Estudios recientes han destacado las propiedades nutritivas y saludables de los frutos secos frente a la mala fama han tenido anteriormente, según ha señalado la experta nutricionista de la Universidad de Alcalá de Henares, Victorina Aguilar.

«Tradicionalmente se asociaban con un aumento del peso corporal y la obesidad por su elevado contenido en grasa, que proporciona un exceso de calorías, pero en estos momentos existen suficientes evidencias científicas que sugieren que la ingesta habitual de frutos secos no se asocia a un aumento del peso corporal», ha señalado Aguilar.

La experta ha añadido que los frutos secos «se pueden emplear como snack» porque «según estudios realizados por los autores como Rehm y Drewnowski en 2017» consumir frutos secos entre horas «conlleva el consumo de alimentos más bajos en calorías y sal y con un mejor perfil lipídico» y además tienen un efecto saciante.

Diversos estudios recientes han señalado sus beneficios para evitar enfermedades como la diabetes, la hipertensión arterial, las dislipemias (presencia de altos niveles de lípidos en la sangre), la obesidad, enfermedades cardiovasculares e incluso enfermedades neurológicas y demencias como el Alzheimer.

Aguilar también ha destacado que los frutos secos constituyen una notable fuente de nutrientes y vitaminas y que también poseen compuestos bioactivos con funciones antioxidantes, anti-inflamatorias o hipocolesterolemiantes.
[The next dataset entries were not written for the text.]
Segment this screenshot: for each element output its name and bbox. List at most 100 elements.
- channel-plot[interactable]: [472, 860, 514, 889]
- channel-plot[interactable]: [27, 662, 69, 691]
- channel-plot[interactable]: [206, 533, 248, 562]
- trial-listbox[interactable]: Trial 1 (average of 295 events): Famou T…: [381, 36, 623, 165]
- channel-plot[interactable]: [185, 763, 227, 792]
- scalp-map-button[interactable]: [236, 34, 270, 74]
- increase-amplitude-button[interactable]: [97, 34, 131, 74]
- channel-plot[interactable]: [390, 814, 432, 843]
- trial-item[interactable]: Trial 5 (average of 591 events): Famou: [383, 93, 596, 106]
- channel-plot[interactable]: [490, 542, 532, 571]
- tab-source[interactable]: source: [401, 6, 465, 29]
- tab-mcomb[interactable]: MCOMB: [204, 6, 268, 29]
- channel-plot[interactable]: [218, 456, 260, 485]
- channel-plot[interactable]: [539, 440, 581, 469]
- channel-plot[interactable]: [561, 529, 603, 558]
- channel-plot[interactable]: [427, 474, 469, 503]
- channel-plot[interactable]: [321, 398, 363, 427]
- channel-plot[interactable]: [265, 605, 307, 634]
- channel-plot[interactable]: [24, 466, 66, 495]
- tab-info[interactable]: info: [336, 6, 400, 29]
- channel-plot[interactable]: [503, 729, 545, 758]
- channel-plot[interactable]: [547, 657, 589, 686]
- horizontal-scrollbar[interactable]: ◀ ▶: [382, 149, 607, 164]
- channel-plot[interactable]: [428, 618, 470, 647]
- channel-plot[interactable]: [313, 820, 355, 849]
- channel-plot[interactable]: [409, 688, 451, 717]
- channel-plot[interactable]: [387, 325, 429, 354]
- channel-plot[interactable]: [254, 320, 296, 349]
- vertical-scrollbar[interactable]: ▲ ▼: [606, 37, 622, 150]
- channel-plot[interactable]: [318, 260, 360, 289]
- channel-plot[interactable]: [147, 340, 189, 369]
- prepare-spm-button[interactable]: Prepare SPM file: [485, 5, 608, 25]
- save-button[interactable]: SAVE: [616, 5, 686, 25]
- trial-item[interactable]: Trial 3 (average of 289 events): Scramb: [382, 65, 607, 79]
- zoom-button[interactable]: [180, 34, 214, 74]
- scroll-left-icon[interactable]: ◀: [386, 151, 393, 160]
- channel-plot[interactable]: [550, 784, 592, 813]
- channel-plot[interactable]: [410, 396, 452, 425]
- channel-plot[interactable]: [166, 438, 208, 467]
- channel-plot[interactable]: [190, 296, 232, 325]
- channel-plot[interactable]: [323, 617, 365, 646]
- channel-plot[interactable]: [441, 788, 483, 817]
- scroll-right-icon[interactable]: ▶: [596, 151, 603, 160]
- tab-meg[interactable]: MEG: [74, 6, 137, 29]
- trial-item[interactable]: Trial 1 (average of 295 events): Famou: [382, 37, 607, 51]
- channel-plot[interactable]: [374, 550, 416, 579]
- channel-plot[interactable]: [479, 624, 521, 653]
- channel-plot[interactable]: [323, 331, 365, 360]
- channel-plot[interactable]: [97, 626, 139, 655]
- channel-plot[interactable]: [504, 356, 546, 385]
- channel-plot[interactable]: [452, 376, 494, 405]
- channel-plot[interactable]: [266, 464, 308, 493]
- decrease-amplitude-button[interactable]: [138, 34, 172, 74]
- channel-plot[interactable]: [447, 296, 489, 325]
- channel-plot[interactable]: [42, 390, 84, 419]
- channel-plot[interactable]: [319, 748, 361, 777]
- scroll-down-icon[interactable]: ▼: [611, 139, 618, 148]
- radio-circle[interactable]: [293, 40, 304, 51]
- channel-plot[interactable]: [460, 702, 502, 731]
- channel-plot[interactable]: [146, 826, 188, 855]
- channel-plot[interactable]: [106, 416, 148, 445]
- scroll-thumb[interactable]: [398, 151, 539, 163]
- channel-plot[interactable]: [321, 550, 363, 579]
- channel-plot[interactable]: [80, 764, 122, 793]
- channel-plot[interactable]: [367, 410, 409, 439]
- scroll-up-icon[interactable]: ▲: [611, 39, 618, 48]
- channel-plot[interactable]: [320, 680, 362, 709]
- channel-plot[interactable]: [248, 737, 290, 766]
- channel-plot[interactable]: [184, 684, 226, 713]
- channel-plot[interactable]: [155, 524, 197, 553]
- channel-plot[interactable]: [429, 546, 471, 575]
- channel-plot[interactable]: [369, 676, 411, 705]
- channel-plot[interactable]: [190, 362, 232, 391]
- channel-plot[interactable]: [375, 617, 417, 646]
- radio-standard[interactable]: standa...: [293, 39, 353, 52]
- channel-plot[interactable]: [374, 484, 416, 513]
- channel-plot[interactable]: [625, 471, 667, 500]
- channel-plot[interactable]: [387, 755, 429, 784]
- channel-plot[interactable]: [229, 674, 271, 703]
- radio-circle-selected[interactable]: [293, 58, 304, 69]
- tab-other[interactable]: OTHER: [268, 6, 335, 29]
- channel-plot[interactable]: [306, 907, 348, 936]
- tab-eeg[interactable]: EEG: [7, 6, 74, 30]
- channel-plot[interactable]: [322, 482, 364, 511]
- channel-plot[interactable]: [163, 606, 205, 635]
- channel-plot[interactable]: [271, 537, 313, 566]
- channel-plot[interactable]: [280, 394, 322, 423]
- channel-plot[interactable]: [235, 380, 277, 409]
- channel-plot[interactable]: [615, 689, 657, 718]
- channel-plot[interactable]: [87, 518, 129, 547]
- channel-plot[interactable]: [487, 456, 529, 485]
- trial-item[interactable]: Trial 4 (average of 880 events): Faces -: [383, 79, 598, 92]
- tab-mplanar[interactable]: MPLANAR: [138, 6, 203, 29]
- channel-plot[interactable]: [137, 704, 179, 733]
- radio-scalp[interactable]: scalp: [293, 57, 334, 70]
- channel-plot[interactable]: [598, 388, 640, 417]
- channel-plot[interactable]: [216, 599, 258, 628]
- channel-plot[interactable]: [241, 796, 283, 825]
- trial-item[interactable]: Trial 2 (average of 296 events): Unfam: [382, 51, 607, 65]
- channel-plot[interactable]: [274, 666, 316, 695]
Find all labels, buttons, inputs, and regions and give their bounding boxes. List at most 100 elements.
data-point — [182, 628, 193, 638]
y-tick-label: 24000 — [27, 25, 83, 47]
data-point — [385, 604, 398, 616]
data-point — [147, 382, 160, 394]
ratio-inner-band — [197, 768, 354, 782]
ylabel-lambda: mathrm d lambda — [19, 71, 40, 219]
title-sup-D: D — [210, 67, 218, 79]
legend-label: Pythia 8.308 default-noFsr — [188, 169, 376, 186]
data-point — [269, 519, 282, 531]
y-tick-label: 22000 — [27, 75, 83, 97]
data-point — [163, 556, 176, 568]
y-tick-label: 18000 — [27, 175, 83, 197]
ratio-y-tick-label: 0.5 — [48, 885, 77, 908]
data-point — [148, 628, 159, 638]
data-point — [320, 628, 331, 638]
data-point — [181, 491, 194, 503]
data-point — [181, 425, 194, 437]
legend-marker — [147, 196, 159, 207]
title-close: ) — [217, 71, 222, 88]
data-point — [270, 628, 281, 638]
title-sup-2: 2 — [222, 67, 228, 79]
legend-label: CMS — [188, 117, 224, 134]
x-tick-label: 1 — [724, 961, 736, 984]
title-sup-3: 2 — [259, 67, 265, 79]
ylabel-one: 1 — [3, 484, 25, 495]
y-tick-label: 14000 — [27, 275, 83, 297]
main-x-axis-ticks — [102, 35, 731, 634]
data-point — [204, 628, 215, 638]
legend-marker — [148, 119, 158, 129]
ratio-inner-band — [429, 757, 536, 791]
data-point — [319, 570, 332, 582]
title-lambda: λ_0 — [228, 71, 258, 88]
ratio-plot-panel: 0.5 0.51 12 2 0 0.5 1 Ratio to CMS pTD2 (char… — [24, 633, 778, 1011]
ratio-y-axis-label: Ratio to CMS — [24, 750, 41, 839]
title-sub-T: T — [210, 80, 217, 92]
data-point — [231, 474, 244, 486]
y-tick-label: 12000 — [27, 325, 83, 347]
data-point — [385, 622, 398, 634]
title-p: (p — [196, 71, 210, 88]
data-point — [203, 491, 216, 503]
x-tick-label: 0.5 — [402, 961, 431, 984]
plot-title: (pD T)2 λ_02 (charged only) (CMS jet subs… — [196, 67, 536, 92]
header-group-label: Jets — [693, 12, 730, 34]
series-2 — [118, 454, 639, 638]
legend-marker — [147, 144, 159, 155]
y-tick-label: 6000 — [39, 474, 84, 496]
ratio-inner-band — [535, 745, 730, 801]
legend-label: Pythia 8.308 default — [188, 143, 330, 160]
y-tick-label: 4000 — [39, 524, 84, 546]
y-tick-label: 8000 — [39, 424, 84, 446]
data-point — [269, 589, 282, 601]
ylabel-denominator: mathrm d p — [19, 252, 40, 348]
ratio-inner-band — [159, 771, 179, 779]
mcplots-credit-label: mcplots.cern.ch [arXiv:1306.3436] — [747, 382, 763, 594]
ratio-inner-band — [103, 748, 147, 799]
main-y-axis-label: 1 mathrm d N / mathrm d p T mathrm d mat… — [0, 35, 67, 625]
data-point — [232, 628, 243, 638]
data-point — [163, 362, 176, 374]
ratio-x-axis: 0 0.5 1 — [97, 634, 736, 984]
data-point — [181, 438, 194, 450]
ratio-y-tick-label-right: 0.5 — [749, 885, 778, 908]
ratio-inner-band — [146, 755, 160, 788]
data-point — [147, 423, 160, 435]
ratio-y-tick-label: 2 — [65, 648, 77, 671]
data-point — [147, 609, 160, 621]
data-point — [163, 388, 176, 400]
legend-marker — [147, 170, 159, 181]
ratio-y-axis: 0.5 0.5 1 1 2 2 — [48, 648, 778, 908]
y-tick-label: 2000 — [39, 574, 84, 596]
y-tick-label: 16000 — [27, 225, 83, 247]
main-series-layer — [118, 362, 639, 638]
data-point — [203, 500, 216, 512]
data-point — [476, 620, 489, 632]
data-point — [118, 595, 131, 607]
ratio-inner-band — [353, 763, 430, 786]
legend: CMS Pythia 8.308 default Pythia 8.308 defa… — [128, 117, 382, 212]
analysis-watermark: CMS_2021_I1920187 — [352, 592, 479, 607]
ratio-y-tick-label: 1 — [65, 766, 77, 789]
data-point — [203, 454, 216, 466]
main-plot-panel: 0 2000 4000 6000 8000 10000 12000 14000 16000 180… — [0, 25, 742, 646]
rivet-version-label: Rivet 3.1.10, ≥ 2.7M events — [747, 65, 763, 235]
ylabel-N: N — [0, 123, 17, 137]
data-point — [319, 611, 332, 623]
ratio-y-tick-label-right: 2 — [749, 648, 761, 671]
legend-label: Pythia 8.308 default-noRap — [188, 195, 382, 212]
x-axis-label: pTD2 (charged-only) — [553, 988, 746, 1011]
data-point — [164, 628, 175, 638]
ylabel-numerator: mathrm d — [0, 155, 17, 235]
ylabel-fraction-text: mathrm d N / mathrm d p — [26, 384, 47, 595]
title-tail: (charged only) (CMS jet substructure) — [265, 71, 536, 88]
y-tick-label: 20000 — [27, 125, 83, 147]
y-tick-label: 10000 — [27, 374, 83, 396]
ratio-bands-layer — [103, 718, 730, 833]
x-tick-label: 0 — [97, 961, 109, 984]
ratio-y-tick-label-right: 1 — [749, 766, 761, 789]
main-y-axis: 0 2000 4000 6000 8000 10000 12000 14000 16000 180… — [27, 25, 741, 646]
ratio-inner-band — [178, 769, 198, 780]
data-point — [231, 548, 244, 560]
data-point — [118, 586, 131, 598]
Asimismo, las grasas de los frutos secos no se digieren de forma completa porque no se absorben en su totalidad y su ingesta la termogénesis postprandial aumenta en un 28 por ciento, lo que aporta más energía al cuerpo para organismo a la hora de mantener el peso corporal.

Sin embargo, el consumo de frutos secos debe producirse cinco días a la semana, en cantidades moderadas y en el contexto de una dieta variada, equilibrada y cardiosaludable.

Además, lo más recomendable es tomarlos en crudo, sin haber sido sometidos a transformación industrial, porque esa es la forma en que han sido utilizados en los diferentes estudios realizados y porque los procesos tecnológicos pueden producir pérdidas de algunos de los nutrientes o componentes bioactivos responsables de sus efectos saludables.

Aguilar también ha lanzado una demanda a los profesionales sanitarios al señalar que, «por los importantes efectos que tienen los frutos secos en la salud, sería deseable que los expertos colaborasen en la percepción y conocimientos nutricionales que tiene la población sobre estos productos, de forma que los integren en los menús diarios y dentro de una dieta mediterránea’.

Aunque las almendras han sido tradicionalmente relacionadas con la prevención de la osteoporosis por contener calcio y los pistachos con la regulación del tránsito intestinal, las nueces son el fruto seco con el que se han realizado más estudios.

Este alimento ha sido asociado a cambios fisiológicos como la expresión de los genes, además de con un mejor control del sueño debido a que aumenta la secreción de serotonina y con el cuidado de la piel y de los tejidos por la presencia de antioxidantes como la vitamina E.

Además, las nueces son el fruto seco con mayor contenido en sustancias antioxidantes, contribuyen a mejorar la memoria y generan cambios en la microbita.